Posted over at n+1, Dushko Petrovich's piece in the upcoming issue of the innovative contemporary arts journal Paper Monument:
The British Empire is now the Empire of Conversation. The distant lands are lost, but the language has increased, and its experts, still there on the island, are practicing nightly, drinking their way through the rain, refining their understatements somewhere inside the gray labyrinth of human feeling. No one suffers their expertise quite like the American, who will also be down at the pub, also losing an empire, often getting more loudly (but never more charmingly) drunk than his hosts. His empire consists of something else entirely. He tries to think what. Something gangly and violent, is all he can think.
This was some years ago. London kept attracting money and people, but New Labour’s magnet had worn off. Tony Blair’s dependable grin was now purely automatic. He ended up a warmonger, the little shit. Still, after just twenty seconds of Prime Minister’s Questions, our visitor was burning with envy. His own legislature couldn’t be called a parliament, he thought—its members don’t even know how to speak. Not to mention the president, who was so inarticulate he’d reduced himself to an initial and reduced several nations to war. Or that’s how it seemed to our visitor, staring at the TV, mesmerized by the overhead view of Westminster’s green leather.
But our visitor had come for culture. He had been invited, he reminded himself, for culture. That same evening, he had to attend a panel comparing the art worlds in America and Britain. He found a seat at the back, and settled in. From behind an intricate podium, in an accent that hovered somewhere over the Atlantic, the event’s organizer introduced a curator, an artist, and a journalist—all British. The tall man who had recently taken a job in Cincinnati expertly presented the American experience: everything was big and new and basically friendlier.
In the library, over a glass of claret, our visitor couldn’t but confirm this testimony for his inquiring friends.
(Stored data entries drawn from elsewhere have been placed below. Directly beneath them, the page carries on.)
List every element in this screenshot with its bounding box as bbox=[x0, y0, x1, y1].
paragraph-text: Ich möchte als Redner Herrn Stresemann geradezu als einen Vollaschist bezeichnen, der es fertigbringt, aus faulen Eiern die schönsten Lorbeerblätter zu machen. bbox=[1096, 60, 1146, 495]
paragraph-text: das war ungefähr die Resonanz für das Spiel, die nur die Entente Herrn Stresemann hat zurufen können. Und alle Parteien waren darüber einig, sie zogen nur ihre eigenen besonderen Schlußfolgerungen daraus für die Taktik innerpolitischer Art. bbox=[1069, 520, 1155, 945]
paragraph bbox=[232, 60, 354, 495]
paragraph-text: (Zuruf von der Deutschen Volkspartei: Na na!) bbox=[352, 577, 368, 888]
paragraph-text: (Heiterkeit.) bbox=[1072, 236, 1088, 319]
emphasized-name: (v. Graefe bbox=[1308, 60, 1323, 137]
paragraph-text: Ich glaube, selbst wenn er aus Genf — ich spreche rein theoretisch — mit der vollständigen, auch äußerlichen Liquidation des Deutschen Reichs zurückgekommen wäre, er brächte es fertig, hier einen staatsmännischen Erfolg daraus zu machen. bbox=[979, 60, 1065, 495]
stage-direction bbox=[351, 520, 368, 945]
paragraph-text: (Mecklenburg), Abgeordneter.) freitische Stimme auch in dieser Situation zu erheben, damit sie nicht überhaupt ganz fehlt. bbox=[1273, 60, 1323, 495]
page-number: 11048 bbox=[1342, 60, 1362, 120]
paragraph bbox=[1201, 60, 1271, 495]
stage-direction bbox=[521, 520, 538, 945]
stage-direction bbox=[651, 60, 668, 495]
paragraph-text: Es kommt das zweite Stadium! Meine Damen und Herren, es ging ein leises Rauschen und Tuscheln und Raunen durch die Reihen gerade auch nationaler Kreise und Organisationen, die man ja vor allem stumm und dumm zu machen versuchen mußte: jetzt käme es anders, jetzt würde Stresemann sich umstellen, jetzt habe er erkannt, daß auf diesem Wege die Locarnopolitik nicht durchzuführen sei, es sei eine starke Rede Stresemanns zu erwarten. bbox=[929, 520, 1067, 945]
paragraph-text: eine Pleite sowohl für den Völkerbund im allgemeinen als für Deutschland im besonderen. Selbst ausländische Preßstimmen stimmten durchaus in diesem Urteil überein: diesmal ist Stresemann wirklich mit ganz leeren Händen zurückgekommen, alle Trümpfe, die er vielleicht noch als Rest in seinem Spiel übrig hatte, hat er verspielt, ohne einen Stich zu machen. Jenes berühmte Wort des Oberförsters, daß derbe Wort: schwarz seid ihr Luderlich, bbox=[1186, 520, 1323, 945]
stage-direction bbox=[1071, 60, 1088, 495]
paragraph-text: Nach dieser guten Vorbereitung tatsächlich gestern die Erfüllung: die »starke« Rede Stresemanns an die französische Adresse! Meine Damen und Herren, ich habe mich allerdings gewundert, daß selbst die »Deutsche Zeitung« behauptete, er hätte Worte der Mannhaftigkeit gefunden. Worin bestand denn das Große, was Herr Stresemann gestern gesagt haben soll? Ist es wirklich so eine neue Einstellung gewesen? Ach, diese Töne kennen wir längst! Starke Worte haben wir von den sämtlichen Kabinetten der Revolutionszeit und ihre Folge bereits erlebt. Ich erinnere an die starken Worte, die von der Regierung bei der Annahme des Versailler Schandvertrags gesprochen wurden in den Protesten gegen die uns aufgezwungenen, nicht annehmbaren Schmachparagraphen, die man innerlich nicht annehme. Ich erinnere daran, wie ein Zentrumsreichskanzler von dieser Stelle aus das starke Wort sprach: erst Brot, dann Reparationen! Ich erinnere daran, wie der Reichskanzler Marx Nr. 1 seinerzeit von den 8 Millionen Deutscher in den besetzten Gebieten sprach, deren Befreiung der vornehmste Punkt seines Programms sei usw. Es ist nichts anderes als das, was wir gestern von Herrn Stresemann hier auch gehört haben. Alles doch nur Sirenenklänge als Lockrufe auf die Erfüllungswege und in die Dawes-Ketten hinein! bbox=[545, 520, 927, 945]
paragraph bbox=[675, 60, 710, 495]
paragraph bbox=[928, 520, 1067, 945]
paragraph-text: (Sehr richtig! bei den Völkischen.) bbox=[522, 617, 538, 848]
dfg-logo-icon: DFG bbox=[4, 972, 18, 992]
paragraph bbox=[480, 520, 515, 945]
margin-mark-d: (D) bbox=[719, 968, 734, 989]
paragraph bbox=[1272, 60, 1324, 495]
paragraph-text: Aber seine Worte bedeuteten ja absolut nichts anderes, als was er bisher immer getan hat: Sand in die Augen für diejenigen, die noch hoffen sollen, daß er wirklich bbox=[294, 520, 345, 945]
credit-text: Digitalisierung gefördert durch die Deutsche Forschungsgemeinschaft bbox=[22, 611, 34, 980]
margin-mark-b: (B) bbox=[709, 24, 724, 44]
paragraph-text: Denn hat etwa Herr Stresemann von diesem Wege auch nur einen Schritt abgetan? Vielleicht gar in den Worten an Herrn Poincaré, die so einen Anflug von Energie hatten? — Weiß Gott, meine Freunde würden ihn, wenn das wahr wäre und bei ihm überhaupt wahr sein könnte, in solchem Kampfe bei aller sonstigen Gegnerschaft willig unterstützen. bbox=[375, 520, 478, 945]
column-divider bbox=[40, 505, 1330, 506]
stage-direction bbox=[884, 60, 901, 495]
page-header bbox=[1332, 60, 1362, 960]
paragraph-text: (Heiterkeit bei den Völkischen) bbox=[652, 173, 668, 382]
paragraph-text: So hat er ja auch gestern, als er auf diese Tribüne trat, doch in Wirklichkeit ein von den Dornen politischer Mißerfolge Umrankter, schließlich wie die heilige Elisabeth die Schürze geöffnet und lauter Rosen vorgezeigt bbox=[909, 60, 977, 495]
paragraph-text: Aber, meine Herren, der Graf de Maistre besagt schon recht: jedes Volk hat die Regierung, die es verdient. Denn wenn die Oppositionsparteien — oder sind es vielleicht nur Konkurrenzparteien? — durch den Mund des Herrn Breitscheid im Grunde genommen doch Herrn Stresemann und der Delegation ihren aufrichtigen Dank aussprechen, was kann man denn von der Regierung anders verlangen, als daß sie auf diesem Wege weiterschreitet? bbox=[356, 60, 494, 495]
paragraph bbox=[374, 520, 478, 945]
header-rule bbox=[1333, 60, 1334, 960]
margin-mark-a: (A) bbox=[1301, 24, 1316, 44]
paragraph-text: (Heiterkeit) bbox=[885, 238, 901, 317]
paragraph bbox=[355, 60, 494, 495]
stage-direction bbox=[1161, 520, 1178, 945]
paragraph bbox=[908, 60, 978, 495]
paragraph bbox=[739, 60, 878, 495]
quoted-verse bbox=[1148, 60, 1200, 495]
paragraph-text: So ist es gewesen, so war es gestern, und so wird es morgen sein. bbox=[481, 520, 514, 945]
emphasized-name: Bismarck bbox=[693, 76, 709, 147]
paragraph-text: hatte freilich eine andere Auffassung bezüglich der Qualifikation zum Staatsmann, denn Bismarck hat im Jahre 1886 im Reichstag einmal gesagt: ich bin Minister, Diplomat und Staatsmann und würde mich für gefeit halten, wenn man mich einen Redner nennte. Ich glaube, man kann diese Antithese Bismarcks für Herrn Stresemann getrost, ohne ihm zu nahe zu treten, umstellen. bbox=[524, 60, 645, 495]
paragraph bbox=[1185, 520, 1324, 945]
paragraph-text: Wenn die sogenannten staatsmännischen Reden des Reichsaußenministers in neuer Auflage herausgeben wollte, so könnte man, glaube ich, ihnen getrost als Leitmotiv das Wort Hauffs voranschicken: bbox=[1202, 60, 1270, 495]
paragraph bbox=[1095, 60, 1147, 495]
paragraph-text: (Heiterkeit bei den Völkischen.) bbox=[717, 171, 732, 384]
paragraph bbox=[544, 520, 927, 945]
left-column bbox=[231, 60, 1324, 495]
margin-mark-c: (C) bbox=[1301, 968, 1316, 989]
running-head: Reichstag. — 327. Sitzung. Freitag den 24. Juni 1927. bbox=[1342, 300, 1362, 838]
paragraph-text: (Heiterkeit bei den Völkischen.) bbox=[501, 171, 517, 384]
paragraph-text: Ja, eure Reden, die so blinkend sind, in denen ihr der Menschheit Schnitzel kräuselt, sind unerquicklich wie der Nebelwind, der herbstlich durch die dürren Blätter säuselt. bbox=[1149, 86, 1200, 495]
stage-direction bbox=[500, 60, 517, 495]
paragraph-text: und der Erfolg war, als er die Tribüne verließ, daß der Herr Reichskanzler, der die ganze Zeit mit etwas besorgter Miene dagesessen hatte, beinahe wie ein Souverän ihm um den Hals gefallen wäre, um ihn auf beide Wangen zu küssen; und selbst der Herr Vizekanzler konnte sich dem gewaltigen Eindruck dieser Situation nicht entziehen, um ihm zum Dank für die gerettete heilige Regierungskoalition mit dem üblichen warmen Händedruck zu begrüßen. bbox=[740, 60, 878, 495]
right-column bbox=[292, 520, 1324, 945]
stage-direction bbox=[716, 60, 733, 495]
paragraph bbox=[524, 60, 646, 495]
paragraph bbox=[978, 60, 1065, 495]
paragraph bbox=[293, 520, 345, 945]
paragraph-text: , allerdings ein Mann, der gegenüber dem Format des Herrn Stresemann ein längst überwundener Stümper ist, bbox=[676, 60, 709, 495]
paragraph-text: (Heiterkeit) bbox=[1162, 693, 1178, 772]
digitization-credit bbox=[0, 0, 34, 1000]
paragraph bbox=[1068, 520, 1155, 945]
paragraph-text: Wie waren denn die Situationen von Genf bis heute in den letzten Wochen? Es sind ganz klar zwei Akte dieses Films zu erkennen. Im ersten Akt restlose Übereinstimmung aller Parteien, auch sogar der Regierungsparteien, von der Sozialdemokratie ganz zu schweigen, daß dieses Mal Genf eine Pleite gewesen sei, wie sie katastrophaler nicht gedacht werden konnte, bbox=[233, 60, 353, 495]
American art schools did tend to have newer facilities; people sometimes smiled at one another; and yes, the curricula often blurred into a kind of career development seminar. America was always entrepreneurial, and these were the boom years. At openings, yes, but also at drunken parties and staff meetings, or even at a hungover brunch, cheerful self-promotion spread like a vine in the protective shadow of the market. Everybody was shaking hands and kissing. Our visitor never thought he’d miss it.